Лоток

Его разбудило свежее, бодрое, раннее утро. Чистота ясного, лазурного неба над дикой тайгой предвещала хорошую погоду. Где-то далеко на западе догорала последняя яркая звезда. За густой стеной леса на востоке разливалась матовая, цвета кипрея полоса: там всходило солнце. Тишину сурового уголка нарушило несмолкаемое пение и суета мелких птах, сновавших там и тут среди деревьев: наконец-то и в этот распадок пришла весна! Высоко на горе с пунктуальной периодичностью призывно кричал любовную песню большой черный дятел — желна. А над головой, набирая высоту и пикируя, вибрируя хвостовым оперением, токовали неугомонные бекасы.

Чистый воздух был наполнен морозной свежестью, сковавшей за ночь слежавшийся снег до прочности дерева.
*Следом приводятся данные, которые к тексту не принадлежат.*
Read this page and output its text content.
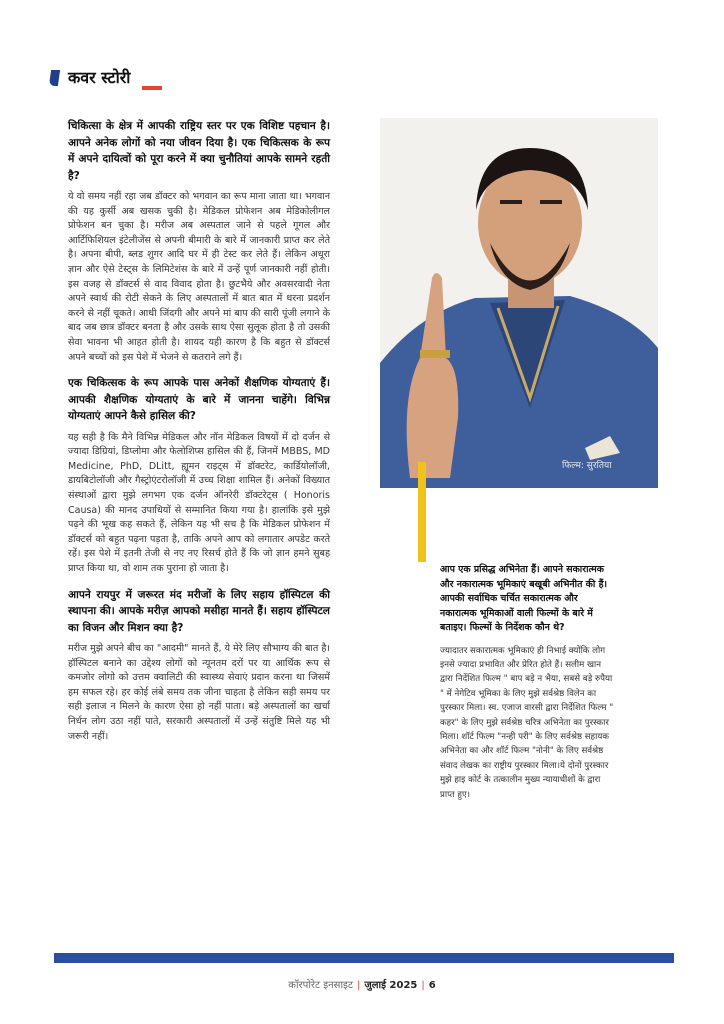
कवर स्टोरी

चिकित्सा के क्षेत्र में आपकी राष्ट्रिय स्तर पर एक विशिष्ट पहचान है। आपने अनेक लोगों को नया जीवन दिया है। एक चिकित्सक के रूप में अपने दायित्वों को पूरा करने में क्या चुनौतियां आपके सामने रहती है?

ये वो समय नहीं रहा जब डॉक्टर को भगवान का रूप माना जाता था। भगवान की यह कुर्सी अब खसक चुकी है। मेडिकल प्रोफेशन अब मेडिकोलीगल प्रोफेशन बन चुका है। मरीज अब अस्पताल जाने से पहले गूगल और आर्टिफिशियल इंटेलीजेंस से अपनी बीमारी के बारे में जानकारी प्राप्त कर लेते है। अपना बीपी, ब्लड शुगर आदि घर में ही टेस्ट कर लेते हैं। लेकिन अधूरा ज्ञान और ऐसे टेस्ट्स के लिमिटेशंस के बारे में उन्हें पूर्ण जानकारी नहीं होती। इस वजह से डॉक्टर्स से वाद विवाद होता है। छुटभैये और अवसरवादी नेता अपने स्वार्थ की रोटी सेकने के लिए अस्पतालों में बात बात में धरना प्रदर्शन करने से नहीं चूकते। आधी जिंदगी और अपने मां बाप की सारी पूंजी लगाने के बाद जब छात्र डॉक्टर बनता है और उसके साथ ऐसा सुलूक होता है तो उसकी सेवा भावना भी आहत होती है। शायद यही कारण है कि बहुत से डॉक्टर्स अपने बच्चों को इस पेशे में भेजने से कतराने लगे हैं।

एक चिकित्सक के रूप आपके पास अनेकों शैक्षणिक योग्यताएं हैं। आपकी शैक्षणिक योग्यताएं के बारे में जानना चाहेंगे। विभिन्न योग्यताएं आपने कैसे हासिल की?

यह सही है कि मैने विभिन्न मेडिकल और नॉन मेडिकल विषयों में दो दर्जन से ज्यादा डिग्रियां, डिप्लोमा और फेलोशिप्स हासिल की हैं, जिनमें MBBS, MD Medicine, PhD, DLitt, ह्यूमन राइट्स में डॉक्टरेट, कार्डियोलॉजी, डायबिटोलॉजी और गैस्ट्रोएंटरोलॉजी में उच्च शिक्षा शामिल हैं। अनेकों विख्यात संस्थाओं द्वारा मुझे लगभग एक दर्जन ऑनरेरी डॉक्टरेट्स ( Honoris Causa) की मानद उपाधियों से सम्मानित किया गया है। हालांकि इसे मुझे पढ़ने की भूख कह सकते हैं, लेकिन यह भी सच है कि मेडिकल प्रोफेशन में डॉक्टर्स को बहुत पढ़ना पड़ता है, ताकि अपने आप को लगातार अपडेट करते रहें। इस पेशे में इतनी तेजी से नए नए रिसर्च होते हैं कि जो ज्ञान हमने सुबह प्राप्त किया था, वो शाम तक पुराना हो जाता है।

आपने रायपुर में जरूरत मंद मरीजों के लिए सहाय हॉस्पिटल की स्थापना की। आपके मरीज़ आपको मसीहा मानते हैं। सहाय हॉस्पिटल का विजन और मिशन क्या है?

मरीज मुझे अपने बीच का "आदमी" मानते हैं, ये मेरे लिए सौभाग्य की बात है। हॉस्पिटल बनाने का उद्देश्य लोगों को न्यूनतम दरों पर या आर्थिक रूप से कमजोर लोगो को उत्तम क्वालिटी की स्वास्थ्य सेवाएं प्रदान करना था जिसमें हम सफल रहे। हर कोई लंबे समय तक जीना चाहता है लेकिन सही समय पर सही इलाज न मिलने के कारण ऐसा हो नहीं पाता। बड़े अस्पतालों का खर्चा निर्धन लोग उठा नहीं पाते, सरकारी अस्पतालों में उन्हें संतुष्टि मिले यह भी जरूरी नहीं।

फिल्म: सुरतिया

आप एक प्रसिद्ध अभिनेता हैं। आपने सकारात्मक और नकारात्मक भूमिकाएं बखूबी अभिनीत की हैं।आपकी सर्वाधिक चर्चित सकारात्मक और नकारात्मक भूमिकाओं वाली फिल्मों के बारे में बताइए। फिल्मों के निर्देशक कौन थे?

ज्यादातर सकारात्मक भूमिकाएं ही निभाई क्योंकि लोग इनसे ज्यादा प्रभावित और प्रेरित होते हैं। सलीम खान द्वारा निर्देशित फिल्म " बाप बड़े न भैया, सबसे बड़े रुपैया " में नेगेटिव भूमिका के लिए मुझे सर्वश्रेष्ठ विलेन का पुरस्कार मिला। स्व. एजाज वारसी द्वारा निर्देशित फिल्म " कहर" के लिए मुझे सर्वश्रेष्ठ चरित्र अभिनेता का पुरस्कार मिला। शॉर्ट फिल्म "नन्ही परी" के लिए सर्वश्रेष्ठ सहायक अभिनेता का और शॉर्ट फिल्म "नोनी" के लिए सर्वश्रेष्ठ संवाद लेखक का राष्ट्रीय पुरस्कार मिला।ये दोनों पुरस्कार मुझे हाइ कोर्ट के तत्कालीन मुख्य न्यायाधीशों के द्वारा प्राप्त हुए।

कॉरपोरेट इनसाइट | जुलाई 2025 | 6
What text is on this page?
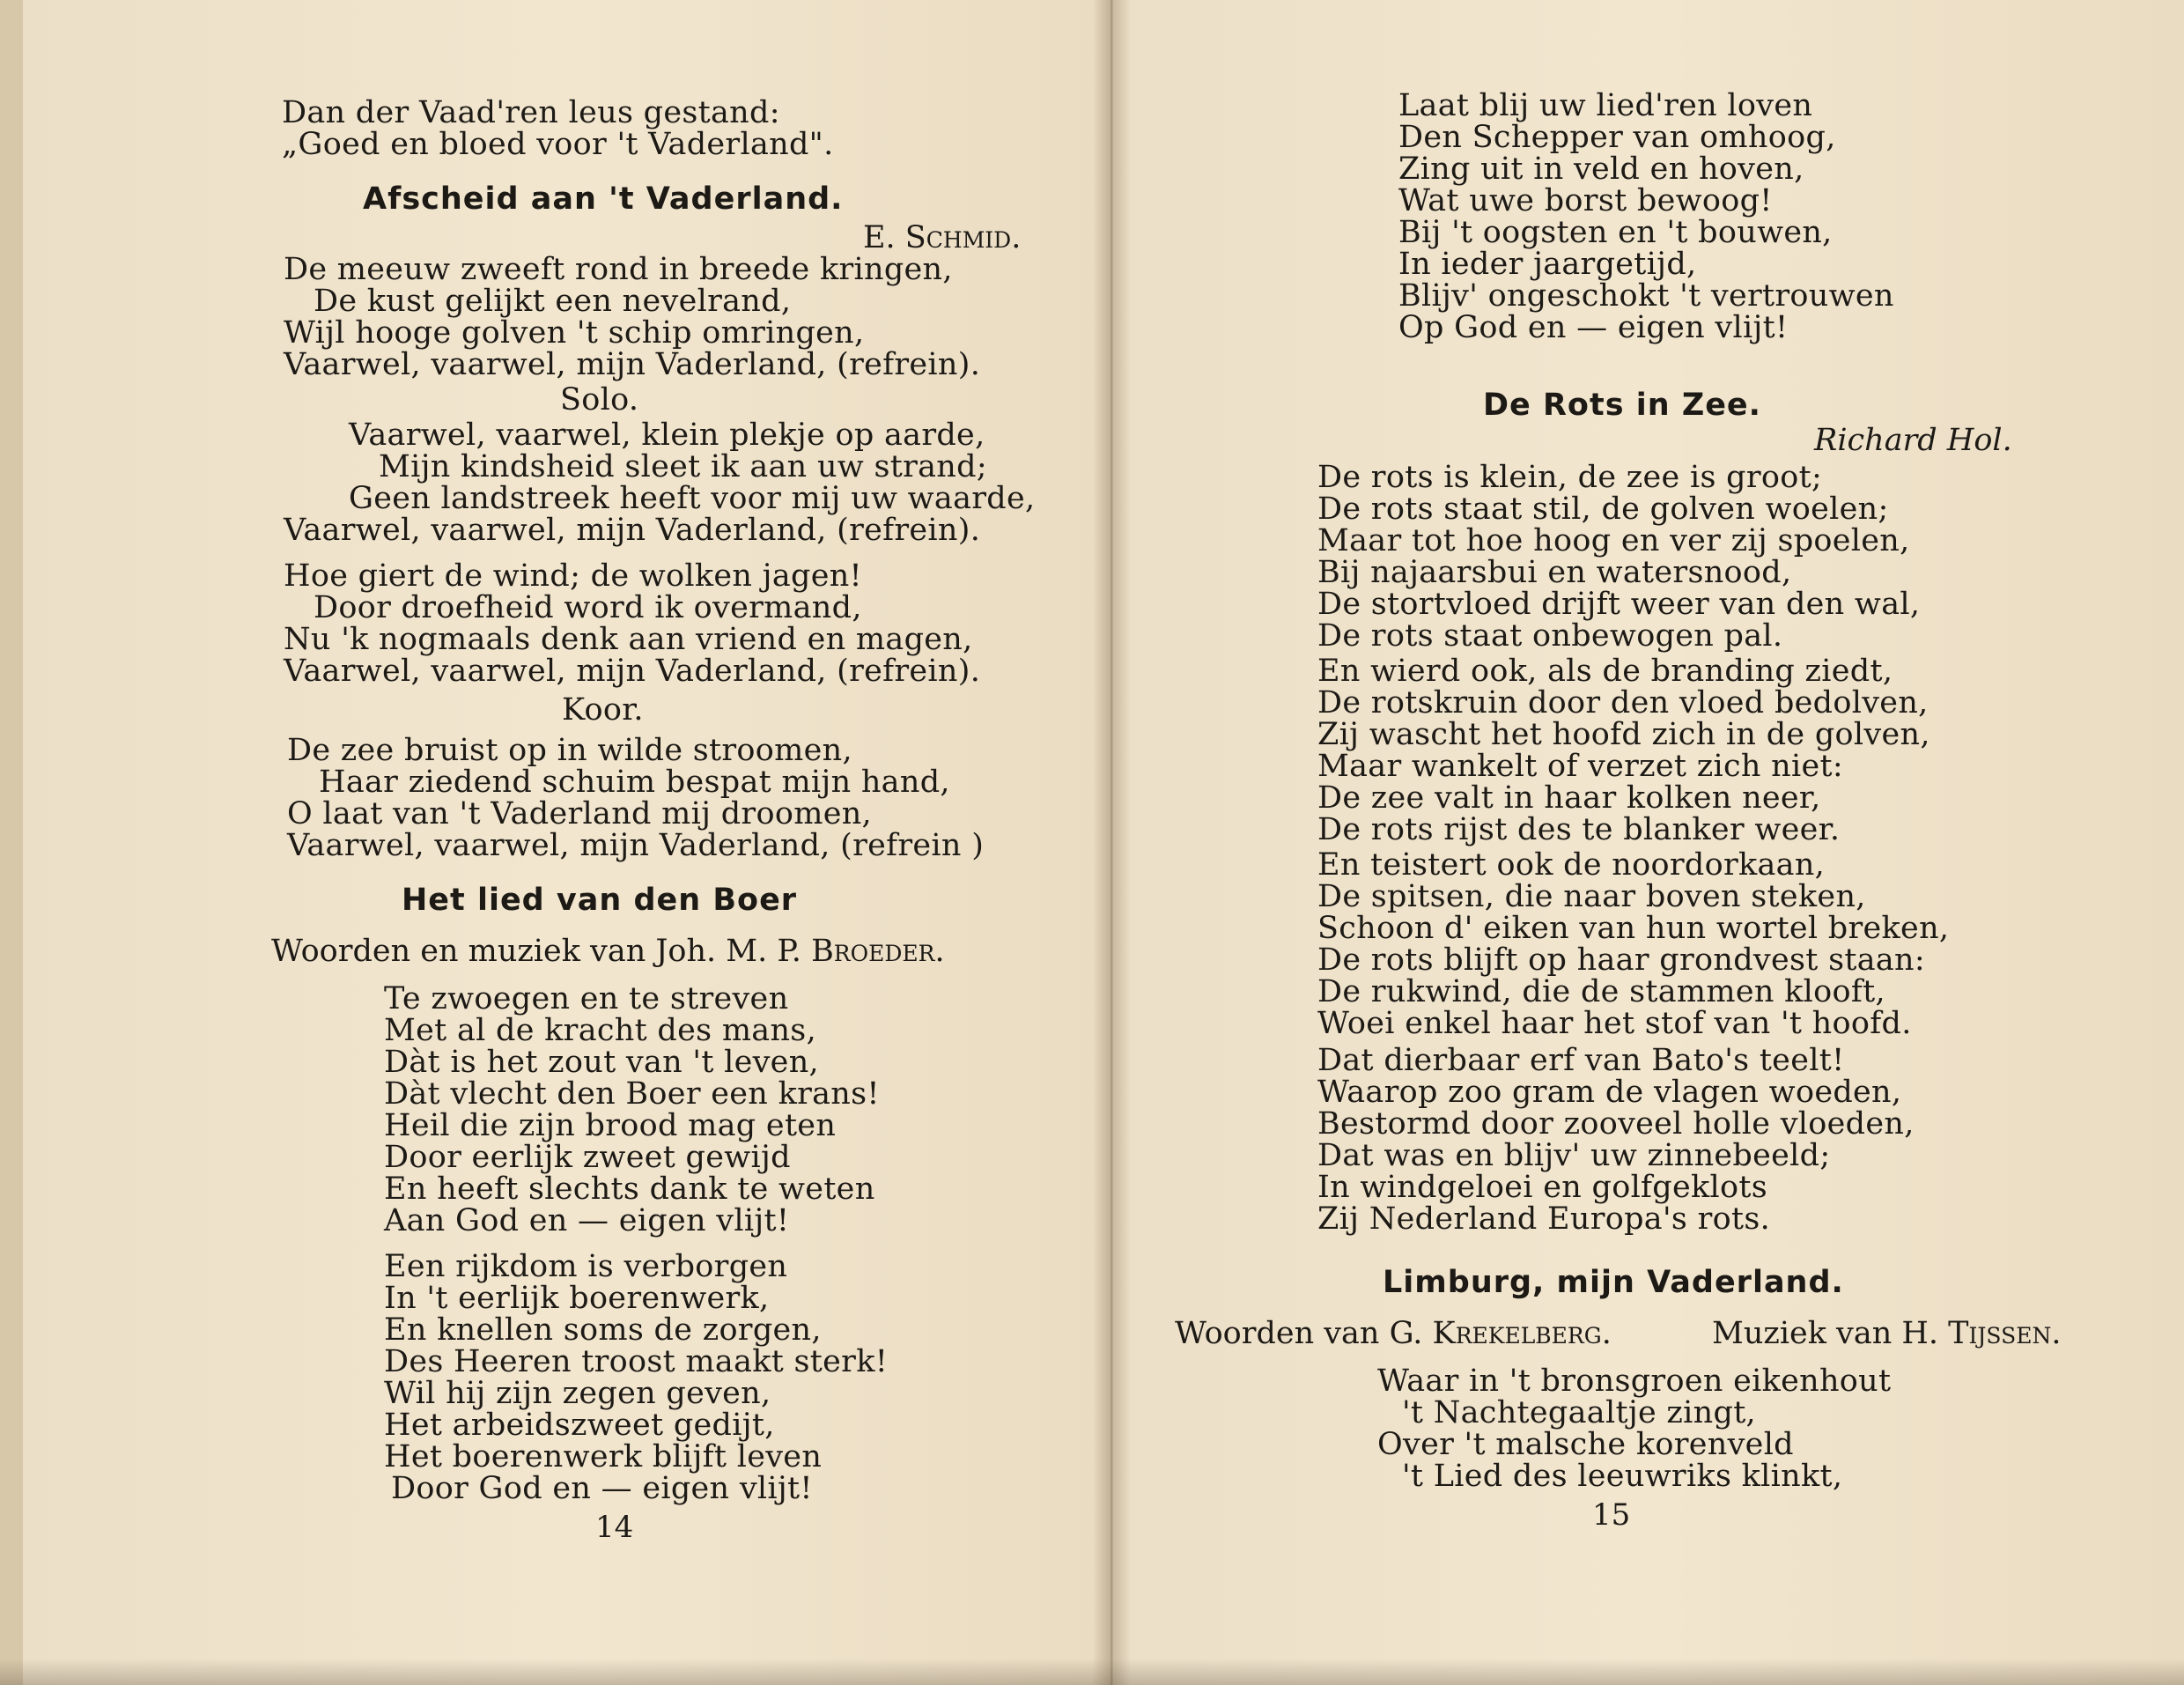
Dan der Vaad'ren leus gestand:
„Goed en bloed voor 't Vaderland".
Afscheid aan 't Vaderland.
E. Schmid.
De meeuw zweeft rond in breede kringen,
De kust gelijkt een nevelrand,
Wijl hooge golven 't schip omringen,
Vaarwel, vaarwel, mijn Vaderland, (refrein).
Solo.
Vaarwel, vaarwel, klein plekje op aarde,
Mijn kindsheid sleet ik aan uw strand;
Geen landstreek heeft voor mij uw waarde,
Vaarwel, vaarwel, mijn Vaderland, (refrein).
Hoe giert de wind; de wolken jagen!
Door droefheid word ik overmand,
Nu 'k nogmaals denk aan vriend en magen,
Vaarwel, vaarwel, mijn Vaderland, (refrein).
Koor.
De zee bruist op in wilde stroomen,
Haar ziedend schuim bespat mijn hand,
O laat van 't Vaderland mij droomen,
Vaarwel, vaarwel, mijn Vaderland, (refrein )
Het lied van den Boer
Woorden en muziek van Joh. M. P. Broeder.
Te zwoegen en te streven
Met al de kracht des mans,
Dàt is het zout van 't leven,
Dàt vlecht den Boer een krans!
Heil die zijn brood mag eten
Door eerlijk zweet gewijd
En heeft slechts dank te weten
Aan God en — eigen vlijt!
Een rijkdom is verborgen
In 't eerlijk boerenwerk,
En knellen soms de zorgen,
Des Heeren troost maakt sterk!
Wil hij zijn zegen geven,
Het arbeidszweet gedijt,
Het boerenwerk blijft leven
Door God en — eigen vlijt!
14
Laat blij uw lied'ren loven
Den Schepper van omhoog,
Zing uit in veld en hoven,
Wat uwe borst bewoog!
Bij 't oogsten en 't bouwen,
In ieder jaargetijd,
Blijv' ongeschokt 't vertrouwen
Op God en — eigen vlijt!
De Rots in Zee.
Richard Hol.
De rots is klein, de zee is groot;
De rots staat stil, de golven woelen;
Maar tot hoe hoog en ver zij spoelen,
Bij najaarsbui en watersnood,
De stortvloed drijft weer van den wal,
De rots staat onbewogen pal.
En wierd ook, als de branding ziedt,
De rotskruin door den vloed bedolven,
Zij wascht het hoofd zich in de golven,
Maar wankelt of verzet zich niet:
De zee valt in haar kolken neer,
De rots rijst des te blanker weer.
En teistert ook de noordorkaan,
De spitsen, die naar boven steken,
Schoon d' eiken van hun wortel breken,
De rots blijft op haar grondvest staan:
De rukwind, die de stammen klooft,
Woei enkel haar het stof van 't hoofd.
Dat dierbaar erf van Bato's teelt!
Waarop zoo gram de vlagen woeden,
Bestormd door zooveel holle vloeden,
Dat was en blijv' uw zinnebeeld;
In windgeloei en golfgeklots
Zij Nederland Europa's rots.
Limburg, mijn Vaderland.
Woorden van G. Krekelberg.	Muziek van H. Tijssen.
Waar in 't bronsgroen eikenhout
't Nachtegaaltje zingt,
Over 't malsche korenveld
't Lied des leeuwriks klinkt,
15
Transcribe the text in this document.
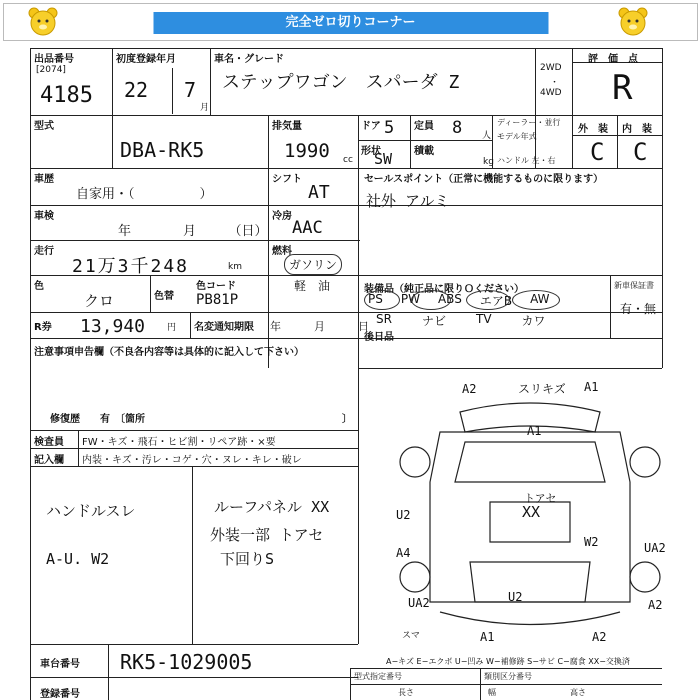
完全ゼロ切りコーナー
出品番号
[2074]
4185
初度登録年月
22 7
月
車名・グレード
ステップワゴン　スパーダ Z
2WD
・
4WD
評　価　点
R
型式
DBA-RK5
排気量
1990 cc
ドア 5
形状
SW
定員 8 人
積載
kg
ディーラー・並行
モデル年式
ハンドル 左・右
外　装 内　装
C C
車歴
自家用・（　　　　　）
シフト
AT
セールスポイント（正常に機能するものに限ります）
社外 アルミ
車検
年　　　　月　　　（日）
冷房
AAC
走行
21万3千248	km
燃料
ガソリン
軽　油
色
クロ	色替
色コード
PB81P
装備品（純正品に限りＯください）	新車保証書
有・無
PS PW ABS エアB AW
SR	ナビ	TV	カワ
R券 13,940 円 名変通知期限 年　　　月　　　日
後日品
注意事項申告欄（不良各内容等は具体的に記入して下さい）
修復歴　　有　〔箇所	〕
検査員 FW・キズ・飛石・ヒビ割・リペア跡・×要
記入欄 内装・キズ・汚レ・コゲ・穴・ヌレ・キレ・破レ
ハンドルスレ
A-U. W2
ルーフパネル XX
外装一部 トアセ
下回りS
A2	スリキズ A1
A1
U2
トアセ
XX
W2	UA2
A4
UA2	U2
A2
A1	A2
スマ
車台番号 RK5-1029005
登録番号
A−キズ E−エクボ U−凹み W−補修跡 S−サビ C−腐食 XX−交換済
型式指定番号	類別区分番号
長さ	幅	高さ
Его дополнял стойкий аромат пихтовой смолы, подмороженной земли на проталинах, пожухлой, прошлогодней травы и холодного камня на открытых частях скал. От прогоревшего костра несло застоявшимся дымом, от высохшей одежды — кисловатым привкусом человеческого тела. Все было как всегда: деревья, горы, скалы, ручей, стан с костровищем. Не было только одного — Ефима.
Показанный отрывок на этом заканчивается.